Pendidikan diselenggarakan diantara massa dan pembentukan sikap baru diarahkan untuk menjadi sebuah kebiasaan. Massa terus-menerus membuat hal itu menjadi miliknya dan mempengaruhi lainnya yang belum mendidik diri. Inilah bentuk pendidikan tak langsung oleh massa, sebuah kekuatan lain.
Tapi proses seperti ini harus dengan kesadaran; individu secara kontinyu merasakan impak dari kekuatan sosial baru dan memandang bahwa ia melakukannya bukan semata-mata dikehendaki oleh patokannya. Di bawah tekanan pendidikan tak langsung ia mencoba menyesuaikan diri dengan situasi yang ia rasa benar dan jika ia kurang berkembang ia akan terhambat dari pencapaian secara murni. Maka Ia mendidik dirinya.
Dalam periode pembangunan sosialisme ini kita dapat melihat lahirnya manusia baru. Citranya belum sepenuhya rampung--dan tidak akan pernah rampung, karena proses ini akan terus berlangsung dari generasi ke generasi sesuai perkembangan bentuk-bentuk ekonomi baru.
Di samping itu, mereka yang kurang terdidik akan memilih jalan sendirian dalam mencapai pemenuhan ambisi-ambisi pribadinya mereka ini ada--bahkan di dalam panorama baru dari kesatuan derap langkah ke depan--mereka yang memiliki kecenderungan berjalan memisahkan diri dari massa yang menyertainya. Namun, yang penting adalah bahwa setiap hari orang memperoleh lebih banyak kesadaran akan kebutuhan untuk senantiasa beriringan di dalam masyarakat dan, pada saat yang sama, pentingnya berperan sebagai motor masyarakat itu.
Mereka tidak lagi sepenuhnya sendirian dan kehilangan petunjuk mencapai aspirasi di kejauhan. Mereka mengikuti pelopornya, yang terdiri dari partai, buruh-buruh yang sudah maju, manusia-manusia maju yang berjalan dalam kesatuan dengan massa dan dalam kerukunan yang erat dengan mereka. Pelopor mengarahkan pandangannya ke masa depan, namun bukan pandangan dari individu. Buahnya adalah sebuah masyarakat baru dimana manusia tidak akan memiliki perbedaan derajat: masyarakat manusia komunis.
Jalan ke arah sana panjang dan penuh kesulitan.

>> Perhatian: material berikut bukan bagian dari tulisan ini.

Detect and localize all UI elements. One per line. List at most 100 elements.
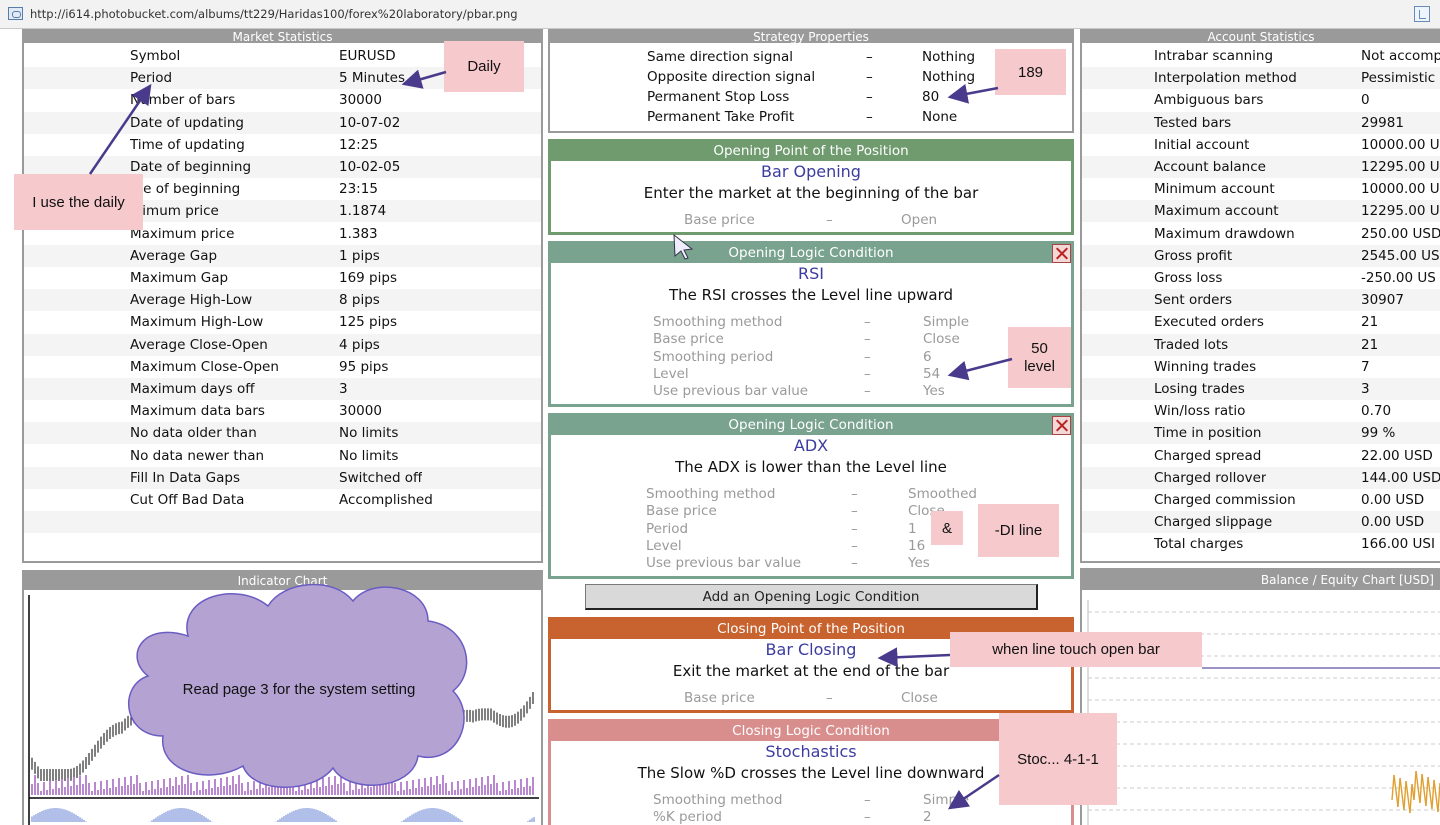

Ada kalanya kita kehilangan arah dan harus kembali; Di saat lain kita terlalu cepat dan terpisah dari massa. Kadang-kadang kita terlampau lamban dan merasa hanya berjalan ditempat saja. Dalam semangat kita sebagai revolusioner kita mencoba bergerak maju secepatnya, membersihkan jalan. Namun kita tahu kita harus memelihara diri kita agar dekat terus dengan massa dan hal itu dapat dicapai lebih cepat hanya bilamana kita mengilhaminya dari contoh-contoh yang kita berikan.
Meski betapa penting adanya stimuli moral, kenyataan masih adanya pembagian ke dalam dua kelompok utama (tentu saja, di luar kaum minoritas yang karena satu dan lain alasan tidak berpartisipasi dalam pembangunan sosialisme) menunjukkan jarak relatif dari perkembangan kesadaran sosial.
Kelompok pelopor secara ideologis lebih maju dari massa; massa memahami nilai-nilai baru, tapi tidak secara memadai. Sementara pelopor sudah ada perubahan kualitatif yang memungkinkannya membuat pengorbanan sesuai kapasitasnya sebagai pelopor yang maju, massa hanya melihat sebagai gambar dan masih harus diberi rangsangan dan didorong terus hingga mencapai intensitas tertentu. Di sinilah kediktatoran proletariat bekerja, bukan hanya mendidik kelas yang telah dikalahkan (burjuis) tetapi juga individu-individu dari kelas yang menang (proletariat dan kelas tertindas lainnya).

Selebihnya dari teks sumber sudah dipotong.